I use the pencil sparingly, so it doesn’t run out on me.

I mark the days on one wall, write my age, 14, on the other. On the slab, I draw an eye. A counselor catches me and asks where I got the pencil.

“I found it.”

He smiles but doesn’t mean it.

Day 4 of 5

I glare at O-Dog through my window. He won’t look at me. Nobody will. The counselors threatened to lock up anyone caught communicating with me. I turn and kick my door a dozen times like a mule. A counselor rushes to my cell and tells me to stop. I shout the lyrics to an N.W.A. rap:

Fuck the police!

coming straight from the underground.

Young nigga got it

bad ‘cause I’m brown!

The counselor, square-jawed and buzz-cut, crowds my window. He looks like an angry cop irritated by the blood he’s gotten on his uniform. He says if I don’t stop shouting, he’ll send me to Inyo Hall: the real hole. I stop yelling but keep rapping. I dance because it feels good. I start with a Chuck D strut, throwing my knees high and side to side as I back away from the door, and then I transition center-cell into an in-your-face robot routine.

Fuck the police!

Fuck, fuck, fuck the police!

I make sound effects, as if I’m mixing a record, with my mouth.

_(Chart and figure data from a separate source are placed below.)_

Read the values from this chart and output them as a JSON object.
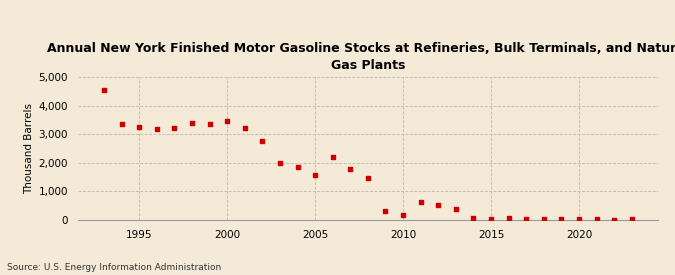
{
  "title": "Annual New York Finished Motor Gasoline Stocks at Refineries, Bulk Terminals, and Natural\nGas Plants",
  "ylabel": "Thousand Barrels",
  "source": "Source: U.S. Energy Information Administration",
  "background_color": "#f5ead8",
  "plot_background_color": "#f5ead8",
  "marker_color": "#cc0000",
  "marker": "s",
  "marker_size": 3.5,
  "ylim": [
    0,
    5000
  ],
  "yticks": [
    0,
    1000,
    2000,
    3000,
    4000,
    5000
  ],
  "xlim": [
    1991.5,
    2024.5
  ],
  "xticks": [
    1995,
    2000,
    2005,
    2010,
    2015,
    2020
  ],
  "years": [
    1993,
    1994,
    1995,
    1996,
    1997,
    1998,
    1999,
    2000,
    2001,
    2002,
    2003,
    2004,
    2005,
    2006,
    2007,
    2008,
    2009,
    2010,
    2011,
    2012,
    2013,
    2014,
    2015,
    2016,
    2017,
    2018,
    2019,
    2020,
    2021,
    2022,
    2023
  ],
  "values": [
    4530,
    3340,
    3240,
    3180,
    3220,
    3380,
    3360,
    3450,
    3220,
    2760,
    1990,
    1840,
    1580,
    2200,
    1800,
    1480,
    310,
    160,
    640,
    510,
    390,
    80,
    40,
    60,
    50,
    50,
    40,
    30,
    20,
    10,
    20
  ],
  "title_fontsize": 9,
  "label_fontsize": 7.5,
  "source_fontsize": 6.5,
  "grid_color": "#bbbbaa",
  "grid_linestyle": "--",
  "grid_linewidth": 0.6
}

Fuck, fuck, fuck the police!

Day 5 of 6

“I’ve gotta go to the bathroom,” I tell the counselor when he comes by for his hourly suicide check. He says he already took me to the bathroom.

“That was number one. I gotta go number two.”

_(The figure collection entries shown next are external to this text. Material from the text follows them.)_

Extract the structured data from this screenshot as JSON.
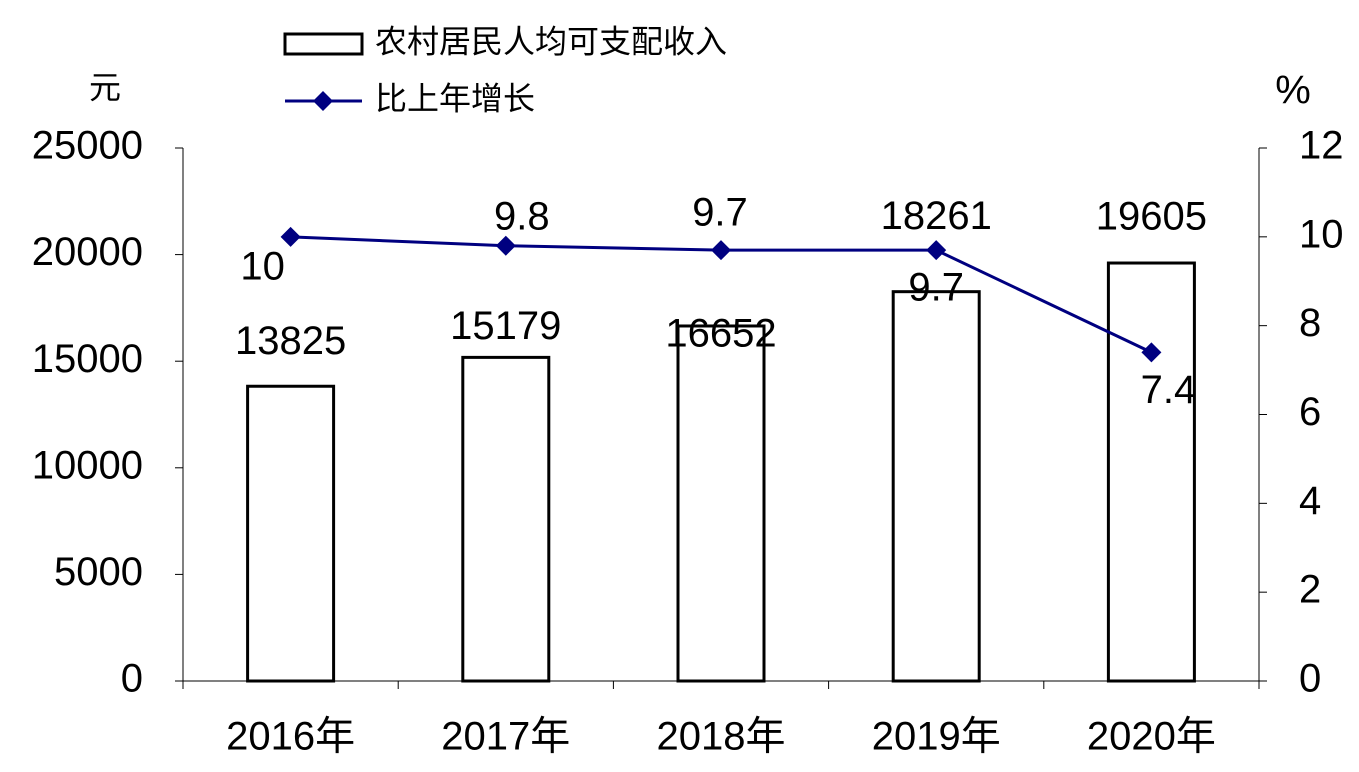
{
  "chart_data": {
    "type": "bar",
    "categories": [
      "2016年",
      "2017年",
      "2018年",
      "2019年",
      "2020年"
    ],
    "series": [
      {
        "name": "农村居民人均可支配收入",
        "color": "#ffffff",
        "values": [
          13825,
          15179,
          16652,
          18261,
          19605
        ]
      },
      {
        "name": "比上年增长",
        "color": "#000080",
        "axis": "y2",
        "type": "line",
        "values": [
          10,
          9.8,
          9.7,
          9.7,
          7.4
        ]
      }
    ],
    "y_unit": "元",
    "y2_unit": "%",
    "ylim": [
      0,
      25000
    ],
    "yticks": [
      0,
      5000,
      10000,
      15000,
      20000,
      25000
    ],
    "y2lim": [
      0,
      12
    ],
    "y2ticks": [
      0,
      2,
      4,
      6,
      8,
      10,
      12
    ],
    "grid": false,
    "legend": "top"
  }
}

The counselor’s shark-fin nose flares, but he unlocks the door.

***

“I gotta go to the bathroom, I drank too much, it’s hot.”

***

“I gotta go to the bathroom, I might have diarrhea.”

***

The counselor ignores me the next time I ask to use the bathroom. I don’t actually need to go, but what if I did? That would be child abuse — this motherfucker is trying to get away with child abuse!

“You gotta let me go to the bathroom,” I shout. Wards in the dorm find something to do that involves facing away from me: rustle through their lockers, write letters, swing hand-sized radios over their heads chasing better FM reception. O-Dog glances at me long enough to shake his head, no.

***

I’ve been mule-kicking the door for an hour. My sole throbs. I’m strong. Keep kicking.

***

I lie on my slab for three hours. They won’t let me out. I pee under the door. They call me an animal before they duct tape a blanket over my window, draping my cell in darkness.

I shit against the door, wipe my ass with my boxers. The stink grows a body in the dark that bites my skin. I take center-cell and fight it, shadow box it. I expel air through my nose with each punch, suck breath through my teeth dodging shadow punches. Hisses fill the dark.

Fight it, fight it, fight it.

We’re not going to stand for it. Are you?